科学技術の進んだ未来世界では、イスラム教ベースの宗教が信じられていて、黒人が選民として白人の奴隷を支配している。
冒頭のアメリカ一般家庭の夕べの様子はちょっと退屈なんだけど、異世界に飛ばされた後の主人公ヒューの態度の変化が面白い。
言うことを聞かない息子デュークに銃を突きつけて、言うことを聞かないなら出て行けと迫る。
平時には息子といえど対等に話し合っていたのが、すわ有事となると対応がガラッと変わり、高学歴で弁護士の息子をオロオロさせる。
デュークは嫌なやつだ。
人種差別でエリート主義で、ついでに女性差別もある、アメリカ白人のステレオタイプ。
でも、その考えも強固な信念があってのことではなく、社会一般のものさしにちょっと過剰に適応してしまっているだけで、そう悪人というわけでもない。
逆の意味でいえば黒人のジョーも前半の印象ほど善良なわけではない。
未来世界で選民の黒人として白人の上に立ち、立場が逆転するとジョーはその立場を利用して今までの鬱憤を晴らそうとする。
ヒューが言っているように、世界が不平等なら上にいたいと思うのは、そんなに非難できることではない。
娘のカレンはジョークもわかるいい子だが、結果がかわいそうすぎる。
ちょっと身持ちが悪かったぐらいであんな目に……しかも赤ちゃんまで。
本当に彼女の人生だけは過去を操作して変えてあげたいと心底思う。
ハインラインは右翼的だのナンだのといろいろ批判はあるが、僕は自分の資質が合っているのか、何が問題でそんなに批判されているのかさっぱりわからない。
ハインラインをイデオロギー的に批判している人とはソリが合わないだろうけども、彼が別の作品で書いていた言葉ーー
「人類が発明したものの中で最も偉大なのは政治さ。
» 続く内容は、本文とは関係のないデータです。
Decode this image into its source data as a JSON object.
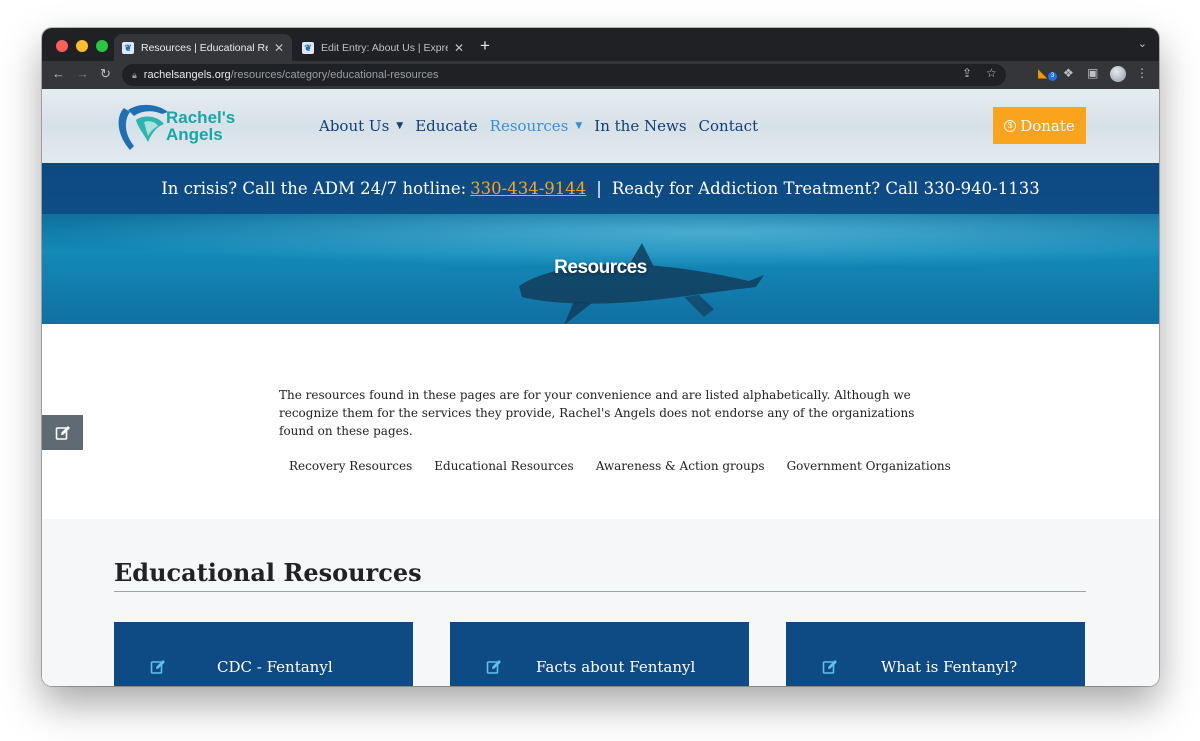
{
  "browser": {
    "tabs": [
      {
        "title": "Resources | Educational Resou",
        "active": true
      },
      {
        "title": "Edit Entry: About Us | Expressi",
        "active": false
      }
    ],
    "url_host": "rachelsangels.org",
    "url_path": "/resources/category/educational-resources",
    "extension_badge": "3"
  },
  "site": {
    "logo": {
      "line1": "Rachel's",
      "line2": "Angels"
    },
    "nav": [
      {
        "label": "About Us",
        "has_dropdown": true,
        "active": false
      },
      {
        "label": "Educate",
        "has_dropdown": false,
        "active": false
      },
      {
        "label": "Resources",
        "has_dropdown": true,
        "active": true
      },
      {
        "label": "In the News",
        "has_dropdown": false,
        "active": false
      },
      {
        "label": "Contact",
        "has_dropdown": false,
        "active": false
      }
    ],
    "donate_label": "Donate",
    "hotline": {
      "prefix": "In crisis? Call the ADM 24/7 hotline:",
      "phone": "330-434-9144",
      "separator": "|",
      "suffix": "Ready for Addiction Treatment? Call 330-940-1133"
    },
    "hero_title": "Resources",
    "intro": "The resources found in these pages are for your convenience and are listed alphabetically. Although we recognize them for the services they provide, Rachel's Angels does not endorse any of the organizations found on these pages.",
    "subnav": [
      "Recovery Resources",
      "Educational Resources",
      "Awareness & Action groups",
      "Government Organizations"
    ],
    "section_title": "Educational Resources",
    "cards": [
      "CDC - Fentanyl",
      "Facts about Fentanyl",
      "What is Fentanyl?"
    ]
  },
  "colors": {
    "brand_blue": "#0e4a84",
    "accent_orange": "#f9a41c",
    "nav_text": "#123e78",
    "nav_active": "#3a8fd2",
    "logo_teal": "#1aa6a6"
  }
}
政治のお陰で僕らは嫌いなヤツらとも共存できるんだ」
ーーを胸に、話しもせずに毛嫌いするのだけはやめようと思う。
Posted by ブクログ
大人のいる「十五少年漂流記」。ソ連からの核攻撃をシェルターでやり過ごした合衆国の一家族のサバイバル。中盤からは、未来社会で生きるタイムスリップSFにがらりと変わった。
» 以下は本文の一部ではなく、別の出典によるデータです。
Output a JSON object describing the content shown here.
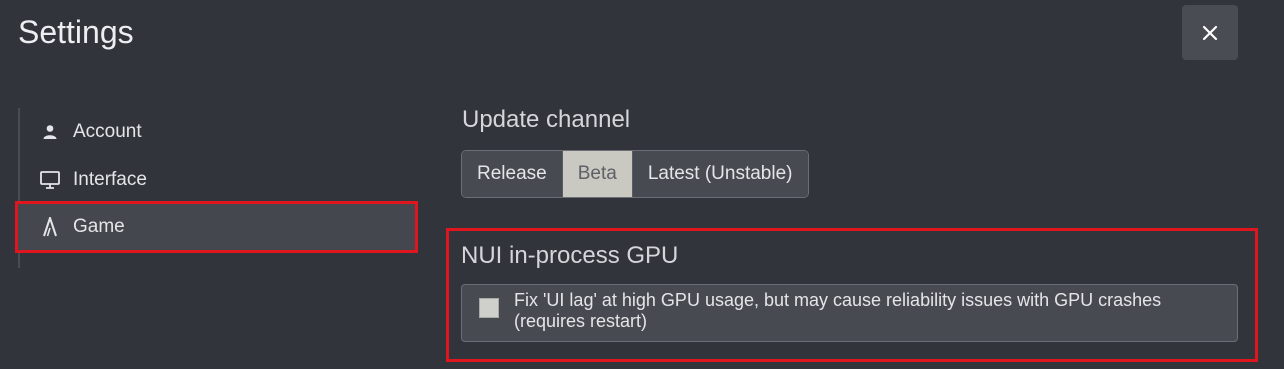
{
  "window": {
    "title": "Settings",
    "close_icon": "close-icon"
  },
  "sidebar": {
    "items": [
      {
        "label": "Account",
        "icon": "user-icon",
        "selected": false
      },
      {
        "label": "Interface",
        "icon": "monitor-icon",
        "selected": false
      },
      {
        "label": "Game",
        "icon": "game-logo-icon",
        "selected": true
      }
    ]
  },
  "update_channel": {
    "heading": "Update channel",
    "options": [
      "Release",
      "Beta",
      "Latest (Unstable)"
    ],
    "selected": "Beta"
  },
  "nui_gpu": {
    "heading": "NUI in-process GPU",
    "checkbox_label": "Fix 'UI lag' at high GPU usage, but may cause reliability issues with GPU crashes (requires restart)",
    "checked": false
  },
  "colors": {
    "highlight": "#e0161e",
    "background": "#32343b",
    "active_segment": "#c9c9c2"
  }
}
冷戦や核戦争、人種についての話題が登場するのも、1960年代に書かれた小説ならでは。前者については、そういう時代だったでスルーすることができても、後者については非常に鼻に付いた。数千年後の未来社会でまで、人種という下らない差別で生き方に差が出るもんか。豊田有恒「モンゴルの残光」でも読んでろ。
ハインラインは合衆国が大好きだね~。主人公のおじさまが「アメリカは歴史のなかで最良の国だ」とか言っちゃうし。ねーよw黒人のハウスボーイを雇っている時点で何かに気付け。
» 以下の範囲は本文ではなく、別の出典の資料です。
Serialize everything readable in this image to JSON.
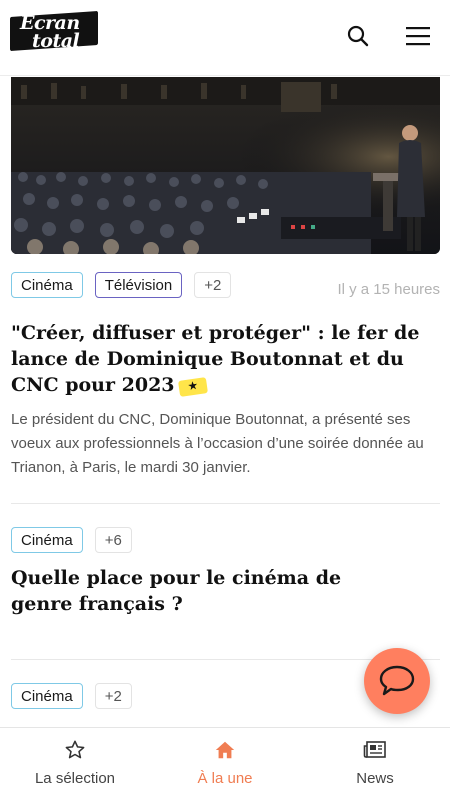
{
  "header": {
    "logo_line1": "Écran",
    "logo_line2": "total"
  },
  "articles": [
    {
      "tags": [
        "Cinéma",
        "Télévision"
      ],
      "more": "+2",
      "time": "Il y a 15 heures",
      "title": "\"Créer, diffuser et protéger\" : le fer de lance de Dominique Boutonnat et du CNC pour 2023",
      "excerpt": "Le président du CNC, Dominique Boutonnat, a présenté ses voeux aux professionnels à l’occasion d’une soirée donnée au Trianon, à Paris, le mardi 30 janvier."
    },
    {
      "tags": [
        "Cinéma"
      ],
      "more": "+6",
      "title": "Quelle place pour le cinéma de genre français ?"
    },
    {
      "tags": [
        "Cinéma"
      ],
      "more": "+2"
    }
  ],
  "bottom_nav": [
    {
      "label": "La sélection",
      "icon": "star-icon"
    },
    {
      "label": "À la une",
      "icon": "home-icon",
      "active": true
    },
    {
      "label": "News",
      "icon": "newspaper-icon"
    }
  ],
  "colors": {
    "accent": "#f07d52",
    "fab": "#ff7f5f",
    "tag_cinema_border": "#7fc9e6",
    "tag_tv_border": "#6a63c2",
    "badge_yellow": "#ffe54a"
  }
}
若い頃は美人だった奥様をもつ決断力のある五十代のおじさまが、若い女の子とくっつく話と言っても間違えではないと思う。妻がいるのに若い出戻り女と子供をつくっちゃうし。娘も出戻り女も、若い男性よりおじさまにメロメロ。軍隊経験があり規律を求め皆を先導するおじさまと、弁護士で言論や行動の自由を求め父にちょいちょい口答えする息子が対比されている。おじさまが現代に戻り新しい妻と子供と未来を作っていくのに対し、息子は去勢されて薬による幸福につかる日々を過ごす。おじさまが正しくて息子が間違っていると言わんばかりの仕打ちに萎えた。おじさまが正義!って主張にしか読めない。
合衆国万歳な思想にツッコミどころは沢山あるし、好きだと言える登場人物もいなかったけど、最後まで読めたのは、娯楽性の高かったからだと思う。それとも語りの上手さか、ハインラインがエンターテイナーだからか。今読むと時代を感じるのは確かです。